得到些许宽慰,陈立海思索了片刻,道:“对了医生,有件事我想我有必要告诉你!”
“嗯,你说!”
“他童年遭遇不好,曾多次被抛弃!另外,我们在他的小学学校,偶然发现一篇他写的作文。作文内容大多以隐喻暗喻形式书写,大多句子的意思都指向怨恨他的父母抛弃孩子。”
“他有孩子了吗?”
医生随口一问,陈立海陷入了沉思。
许久,他抬头委婉地说道:“有是有一个,女儿。只是现在她妈妈带着,不在大连。”
“哦?可否带过来呢?这可对他非常有利啊!”
“可以,我这就联系!”
陈立海就像抓到了救命稻草,一个电话直接打到了第三厂厂长办公室!
而江木泽,这一生似乎就是欠睡。他睡,不休不止地睡,没日没夜地睡,好像他要找的人都在梦境里!

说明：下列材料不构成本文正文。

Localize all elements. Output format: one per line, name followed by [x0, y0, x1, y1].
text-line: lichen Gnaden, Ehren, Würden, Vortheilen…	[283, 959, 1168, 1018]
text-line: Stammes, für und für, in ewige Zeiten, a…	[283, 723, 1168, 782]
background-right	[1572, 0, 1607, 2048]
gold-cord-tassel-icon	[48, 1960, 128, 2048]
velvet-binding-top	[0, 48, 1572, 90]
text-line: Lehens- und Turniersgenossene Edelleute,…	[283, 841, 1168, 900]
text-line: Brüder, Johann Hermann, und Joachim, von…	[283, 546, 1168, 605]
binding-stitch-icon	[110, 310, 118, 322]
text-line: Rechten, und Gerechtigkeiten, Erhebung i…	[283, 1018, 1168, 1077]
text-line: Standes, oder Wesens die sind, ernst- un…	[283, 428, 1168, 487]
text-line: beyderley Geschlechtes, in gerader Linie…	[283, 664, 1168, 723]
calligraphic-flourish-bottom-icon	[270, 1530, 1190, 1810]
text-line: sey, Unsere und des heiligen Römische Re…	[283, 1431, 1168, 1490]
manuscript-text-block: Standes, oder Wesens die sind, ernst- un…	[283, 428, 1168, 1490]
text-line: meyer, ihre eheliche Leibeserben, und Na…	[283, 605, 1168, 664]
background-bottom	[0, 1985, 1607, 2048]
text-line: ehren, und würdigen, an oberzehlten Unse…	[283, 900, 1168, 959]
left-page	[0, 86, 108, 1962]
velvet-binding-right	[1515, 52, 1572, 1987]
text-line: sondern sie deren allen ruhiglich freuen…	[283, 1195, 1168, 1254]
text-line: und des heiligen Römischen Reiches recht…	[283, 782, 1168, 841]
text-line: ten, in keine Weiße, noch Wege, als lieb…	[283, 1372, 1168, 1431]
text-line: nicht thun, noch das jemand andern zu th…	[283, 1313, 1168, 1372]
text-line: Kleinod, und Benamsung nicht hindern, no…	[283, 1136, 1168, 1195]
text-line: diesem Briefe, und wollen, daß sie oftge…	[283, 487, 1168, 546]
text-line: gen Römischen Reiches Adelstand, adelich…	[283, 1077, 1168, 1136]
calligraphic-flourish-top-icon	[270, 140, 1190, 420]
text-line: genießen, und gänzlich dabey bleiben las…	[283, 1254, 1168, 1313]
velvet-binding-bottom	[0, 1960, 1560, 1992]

睡了两天两夜,隐隐约约间耳边传来:“咿呀呀!爸巴巴巴······”
梅姐把小念连放在江木泽的枕边,小念连的两只小手不规则地在江叔叔的脸上轻轻地挠弄着:
“咿呀呀,爸巴巴巴······爸爸!”
一声爸爸,梅姐震惊地瞪着女儿:小念连居然喊出了迟迟喊不出的“爸爸”两个字!
一声爸爸,江木泽猛地从梦境中惊醒地坐起来:
“女儿!帼伟,我们的女儿,我听到她叫我爸爸了!”
小念连吓了一跳,惊恐地看着妈妈。只是惊恐,连妈妈都没叫!
梅姐把女儿搂进怀里,轻拍安抚着。
很奇怪,小念连没有哭,只是受惊地扭头看着还在胡言乱语的江叔叔。
梅姐按下了床头上的开关,医生和陈立海在十几秒内就来到了床前。
“江先生,感觉怎么样?肚子饿吗?”医生的语调很温和,江木泽微微转过头,惊愣地看着几人。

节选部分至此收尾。